Msg 2511, Level 16, State 1, Line 1
Table error: Object ID 1253579504, index ID 7, partition ID 72057594230341632, alloc unit ID 72057594364887040 (type In-row data). Keys out of order on page (1:14254237), slots 184 and 185.
There are 366539002 rows in 3425599 pages for object "PJM_Prices".
CHECKTABLE found 0 allocation errors and 1 consistency errors in table 'PJM_Prices' (object ID 1253579504).
repair_rebuild is the minimum repair level for the errors found by DBCC CHECKTABLE (CaisoAnalyzer.dbo.PJM_Prices).
DBCC execution completed. If DBCC printed error messages, contact your system administrator.

in ERRORLOG

Internal database snapshot has split point LSN = 001935ad:00001bf6:0001 and first LSN = 001935ad:00001bf5:0001

Is there possibly a way to put just that table in single user mode or some other trick where I don't have to go into single user mode for the whole database?

Best Answer

One suggestion would be to identify the index that is causing the problem.

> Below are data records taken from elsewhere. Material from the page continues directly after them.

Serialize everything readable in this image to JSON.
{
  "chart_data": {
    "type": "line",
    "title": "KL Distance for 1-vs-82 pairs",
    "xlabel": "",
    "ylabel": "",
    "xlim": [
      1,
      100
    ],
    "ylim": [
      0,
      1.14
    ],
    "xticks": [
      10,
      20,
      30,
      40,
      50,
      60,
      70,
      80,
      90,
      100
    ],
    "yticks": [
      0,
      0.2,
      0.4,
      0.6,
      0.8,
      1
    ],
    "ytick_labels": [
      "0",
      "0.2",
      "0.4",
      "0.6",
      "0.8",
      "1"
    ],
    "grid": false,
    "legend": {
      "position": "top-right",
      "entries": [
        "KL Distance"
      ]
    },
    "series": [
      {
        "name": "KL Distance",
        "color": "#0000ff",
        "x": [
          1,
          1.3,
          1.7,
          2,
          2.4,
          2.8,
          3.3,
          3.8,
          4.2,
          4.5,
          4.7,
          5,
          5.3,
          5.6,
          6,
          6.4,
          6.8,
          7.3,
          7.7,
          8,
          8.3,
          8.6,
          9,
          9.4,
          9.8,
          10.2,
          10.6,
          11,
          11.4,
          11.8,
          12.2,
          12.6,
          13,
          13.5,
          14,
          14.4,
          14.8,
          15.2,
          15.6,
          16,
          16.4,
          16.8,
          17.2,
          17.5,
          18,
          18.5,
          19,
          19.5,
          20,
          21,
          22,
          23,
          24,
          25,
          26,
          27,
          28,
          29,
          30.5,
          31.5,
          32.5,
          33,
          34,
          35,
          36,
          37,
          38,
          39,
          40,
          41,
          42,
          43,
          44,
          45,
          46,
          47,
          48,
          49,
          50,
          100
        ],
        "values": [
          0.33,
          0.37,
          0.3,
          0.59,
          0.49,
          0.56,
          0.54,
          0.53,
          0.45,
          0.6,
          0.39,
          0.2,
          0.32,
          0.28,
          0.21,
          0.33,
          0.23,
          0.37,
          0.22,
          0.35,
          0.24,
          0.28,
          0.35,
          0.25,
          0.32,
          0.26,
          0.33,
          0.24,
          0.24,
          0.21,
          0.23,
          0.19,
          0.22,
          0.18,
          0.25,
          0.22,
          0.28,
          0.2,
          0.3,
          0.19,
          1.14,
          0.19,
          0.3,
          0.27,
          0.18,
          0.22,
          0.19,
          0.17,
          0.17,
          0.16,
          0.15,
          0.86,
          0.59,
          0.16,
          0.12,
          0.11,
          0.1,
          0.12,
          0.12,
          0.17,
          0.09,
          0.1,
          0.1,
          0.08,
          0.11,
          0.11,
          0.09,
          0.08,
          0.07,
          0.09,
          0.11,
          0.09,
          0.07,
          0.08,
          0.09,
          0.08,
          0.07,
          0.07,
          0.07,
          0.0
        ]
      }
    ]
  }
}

select o.name as tablename, i.name as indexname 
  from sys.objects o 
  join sys.indexes i 
    on o.object_id = i.object_id 
  where i.index_id = 7 
    and o.object_id = 1253579504

and then drop it. If you believe you're going to need this index then I'd script out the DDL before dropping it, drop it, recreate it, and then rerun your DBCC. Since its index_id is 7 I'm going to assume that this table is potentially over-indexed so YMMV with actually recreating it.

If dropping the index doesn't work, then I would always recommend a last-known-good backup to which you can restore. Also, if this has been occurring for a while, the backup will also have the corrupted index since a full backup is a page-by-page copy of the database (+ some transaction log).